In the wake of the accusations, the Academy dismissed permanent secretary Sara Danius, who had severed the group's ties with Arnault and commissioned an investigation of the Academy from a law firm, though she remained part of the panel, the New York Times reported. Some of the Academy's 18 members resigned over Frostenson's continued membership, while others left in protest of Danius's treatment. The group now has 10 active members, too few, under its rules, to elect new members.

Noting that the crisis in the Swedish Academy has adversely affected the Nobel Prize, Heldin said the decision to postpone the award for a year "underscores the seriousness of the situation and will help safeguard the long-term reputation of the Nobel Prize. None of this impacts the awarding of the 2018 Nobel Prizes in other prize categories."

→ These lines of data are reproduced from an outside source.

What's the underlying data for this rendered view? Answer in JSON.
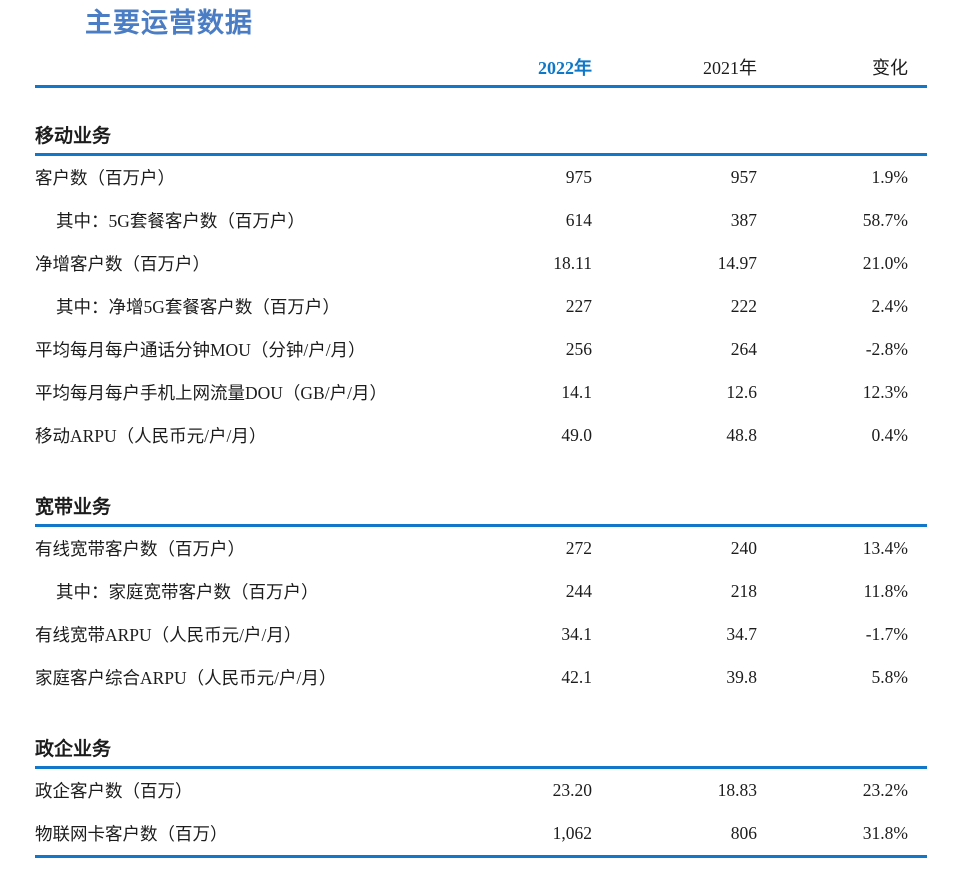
{
  "page": {
    "title": "主要运营数据"
  },
  "colors": {
    "accent_blue": "#1277c8",
    "title_blue": "#4a7dc4",
    "header_2022_blue": "#0d77c8",
    "text_ink": "#1c1c1c"
  },
  "table": {
    "columns": {
      "y2022": "2022年",
      "y2021": "2021年",
      "change": "变化"
    },
    "sections": [
      {
        "title": "移动业务",
        "rows": [
          {
            "label": "客户数（百万户）",
            "indent": false,
            "y2022": "975",
            "y2021": "957",
            "change": "1.9%"
          },
          {
            "label": "其中：5G套餐客户数（百万户）",
            "indent": true,
            "y2022": "614",
            "y2021": "387",
            "change": "58.7%"
          },
          {
            "label": "净增客户数（百万户）",
            "indent": false,
            "y2022": "18.11",
            "y2021": "14.97",
            "change": "21.0%"
          },
          {
            "label": "其中：净增5G套餐客户数（百万户）",
            "indent": true,
            "y2022": "227",
            "y2021": "222",
            "change": "2.4%"
          },
          {
            "label": "平均每月每户通话分钟MOU（分钟/户/月）",
            "indent": false,
            "y2022": "256",
            "y2021": "264",
            "change": "-2.8%"
          },
          {
            "label": "平均每月每户手机上网流量DOU（GB/户/月）",
            "indent": false,
            "y2022": "14.1",
            "y2021": "12.6",
            "change": "12.3%"
          },
          {
            "label": "移动ARPU（人民币元/户/月）",
            "indent": false,
            "y2022": "49.0",
            "y2021": "48.8",
            "change": "0.4%"
          }
        ]
      },
      {
        "title": "宽带业务",
        "rows": [
          {
            "label": "有线宽带客户数（百万户）",
            "indent": false,
            "y2022": "272",
            "y2021": "240",
            "change": "13.4%"
          },
          {
            "label": "其中：家庭宽带客户数（百万户）",
            "indent": true,
            "y2022": "244",
            "y2021": "218",
            "change": "11.8%"
          },
          {
            "label": "有线宽带ARPU（人民币元/户/月）",
            "indent": false,
            "y2022": "34.1",
            "y2021": "34.7",
            "change": "-1.7%"
          },
          {
            "label": "家庭客户综合ARPU（人民币元/户/月）",
            "indent": false,
            "y2022": "42.1",
            "y2021": "39.8",
            "change": "5.8%"
          }
        ]
      },
      {
        "title": "政企业务",
        "rows": [
          {
            "label": "政企客户数（百万）",
            "indent": false,
            "y2022": "23.20",
            "y2021": "18.83",
            "change": "23.2%"
          },
          {
            "label": "物联网卡客户数（百万）",
            "indent": false,
            "y2022": "1,062",
            "y2021": "806",
            "change": "31.8%"
          }
        ]
      }
    ]
  }
}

The Nobel Foundation "presumes that the Swedish Academy will now put all its efforts into the task of restoring its credibility as a prize-awarding institution and that the Academy will report the concrete actions that are undertaken," Heldin added. "We also assume that all members of the Academy realize that both its extensive reform efforts and its future organizational structure must be characterized by greater openness towards the outside world."

Regarding the postponement, Academy member Peter Englund told the Times: "I think this was a wise decision, considering both the inner turmoil of the Academy and the subsequent bloodletting of people and competence, and the general standing of the prize. Who would really care to accept this award under the current circumstances?"